Crimes of the Future director-writer David Cronenberg has been predicting Cannes Film Festival walkouts as a kind of taunt. He’s basically asking cineastes if they have the necessary sand. Are you men or milquetoasts? How deep is your ocean? How long is your toleration fuse?
Viewers who bolt out of a Crimes screening, in short, might be frail, anxious, overly self-protecting. The first requirement of a devotional cineaste is an absolute willingness to submit, of course, and if you can’t endure a little psychic disturbance by way of simulated body horror, what good are you?
Fuck all that. In the name of all the tepid souls and conventional comfort-seekers of the movie realm I am ready to whine and howl and kvetch over Crimes of the Future. Deep down I have always been a ponce, a nancy boy. I go to movies to feel more alive and self-aware and connected to the universe, and I’ve never gotten how depictions of body mutilation are in any way edifying or nutritious.
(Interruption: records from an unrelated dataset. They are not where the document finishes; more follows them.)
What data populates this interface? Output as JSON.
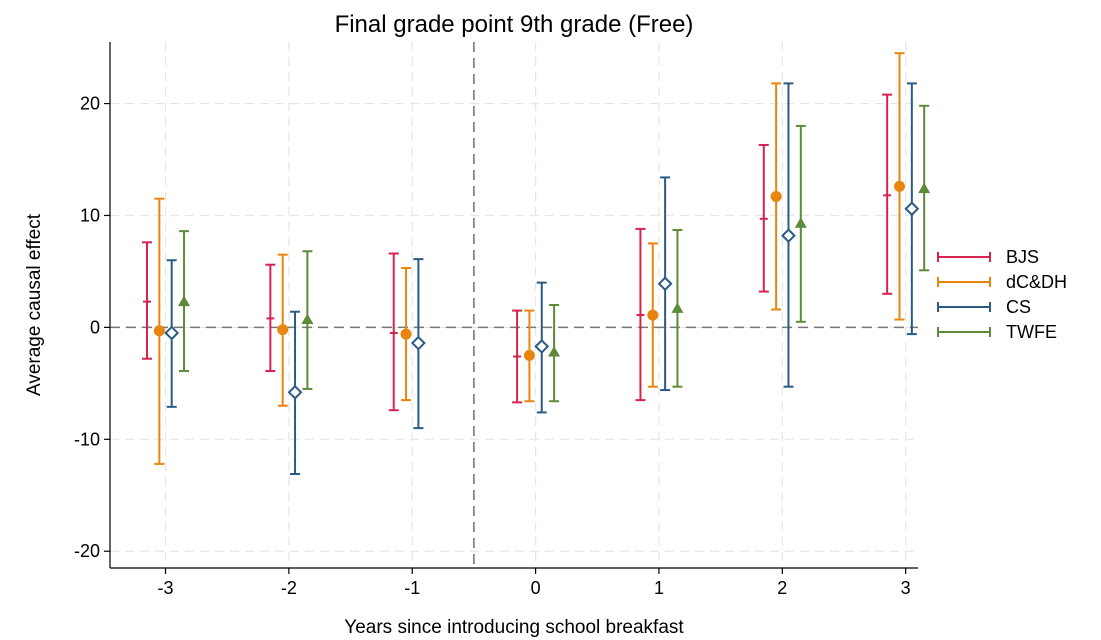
{
  "chart_data": {
    "type": "scatter",
    "title": "Final grade point 9th grade (Free)",
    "xlabel": "Years since introducing school breakfast",
    "ylabel": "Average causal effect",
    "xlim": [
      -3.45,
      3.1
    ],
    "ylim": [
      -21.5,
      25.5
    ],
    "x_ticks": [
      -3,
      -2,
      -1,
      0,
      1,
      2,
      3
    ],
    "x_tick_labels": [
      "-3",
      "-2",
      "-1",
      "0",
      "1",
      "2",
      "3"
    ],
    "y_ticks": [
      -20,
      -10,
      0,
      10,
      20
    ],
    "y_tick_labels": [
      "-20",
      "-10",
      "0",
      "10",
      "20"
    ],
    "grid": true,
    "reference_lines": {
      "y": 0,
      "x": -0.5
    },
    "legend_position": "right",
    "series": [
      {
        "name": "BJS",
        "color": "#d6234f",
        "marker": "tick",
        "points": [
          {
            "x": -3.15,
            "y": 2.3,
            "lo": -2.8,
            "hi": 7.6
          },
          {
            "x": -2.15,
            "y": 0.8,
            "lo": -3.9,
            "hi": 5.6
          },
          {
            "x": -1.15,
            "y": -0.5,
            "lo": -7.4,
            "hi": 6.6
          },
          {
            "x": -0.15,
            "y": -2.6,
            "lo": -6.7,
            "hi": 1.5
          },
          {
            "x": 0.85,
            "y": 1.1,
            "lo": -6.5,
            "hi": 8.8
          },
          {
            "x": 1.85,
            "y": 9.7,
            "lo": 3.2,
            "hi": 16.3
          },
          {
            "x": 2.85,
            "y": 11.8,
            "lo": 3.0,
            "hi": 20.8
          }
        ]
      },
      {
        "name": "dC&DH",
        "color": "#e8850c",
        "marker": "circle",
        "points": [
          {
            "x": -3.05,
            "y": -0.3,
            "lo": -12.2,
            "hi": 11.5
          },
          {
            "x": -2.05,
            "y": -0.2,
            "lo": -7.0,
            "hi": 6.5
          },
          {
            "x": -1.05,
            "y": -0.6,
            "lo": -6.5,
            "hi": 5.3
          },
          {
            "x": -0.05,
            "y": -2.5,
            "lo": -6.6,
            "hi": 1.5
          },
          {
            "x": 0.95,
            "y": 1.1,
            "lo": -5.3,
            "hi": 7.5
          },
          {
            "x": 1.95,
            "y": 11.7,
            "lo": 1.6,
            "hi": 21.8
          },
          {
            "x": 2.95,
            "y": 12.6,
            "lo": 0.7,
            "hi": 24.5
          }
        ]
      },
      {
        "name": "CS",
        "color": "#2b5b84",
        "marker": "diamond",
        "points": [
          {
            "x": -2.95,
            "y": -0.5,
            "lo": -7.1,
            "hi": 6.0
          },
          {
            "x": -1.95,
            "y": -5.8,
            "lo": -13.1,
            "hi": 1.4
          },
          {
            "x": -0.95,
            "y": -1.4,
            "lo": -9.0,
            "hi": 6.1
          },
          {
            "x": 0.05,
            "y": -1.7,
            "lo": -7.6,
            "hi": 4.0
          },
          {
            "x": 1.05,
            "y": 3.9,
            "lo": -5.6,
            "hi": 13.4
          },
          {
            "x": 2.05,
            "y": 8.2,
            "lo": -5.3,
            "hi": 21.8
          },
          {
            "x": 3.05,
            "y": 10.6,
            "lo": -0.6,
            "hi": 21.8
          }
        ]
      },
      {
        "name": "TWFE",
        "color": "#5f8a3a",
        "marker": "triangle",
        "points": [
          {
            "x": -2.85,
            "y": 2.3,
            "lo": -3.9,
            "hi": 8.6
          },
          {
            "x": -1.85,
            "y": 0.7,
            "lo": -5.5,
            "hi": 6.8
          },
          {
            "x": 0.15,
            "y": -2.2,
            "lo": -6.6,
            "hi": 2.0
          },
          {
            "x": 1.15,
            "y": 1.7,
            "lo": -5.3,
            "hi": 8.7
          },
          {
            "x": 2.15,
            "y": 9.3,
            "lo": 0.5,
            "hi": 18.0
          },
          {
            "x": 3.15,
            "y": 12.4,
            "lo": 5.1,
            "hi": 19.8
          }
        ]
      }
    ]
  }
}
Sitting through scenes of body horror and mutilation over the years, “real” or imagined…Cronenberg’s Videodrome, The Brood, Crash, Dead Ringers and The Fly, not to mention Stuart Gordon’s Re–Animator and Alex Garland’s Never Let Me Go…yes, these scenes have enhanced or enriched or added dimension to my moviegoing life. At the very least I’m glad I’ve seen them.
But did I enjoy watching them during the actual moment of exposure? Nope — I winced through each wincing moment, and I haven’t re-watched any of these except Re–Animator, mainly because of the humor. The only Cronenberg film I’ve watched several times is The Dead Zone.
Cronenberg himself has claimed that his films are “funny,” but only in a dry, perverse, no-laugh-funny sense.
Will I be man enough to handle the grisly stuff in Crimes of the Future? I may be, but I know right now I’ll be groaning.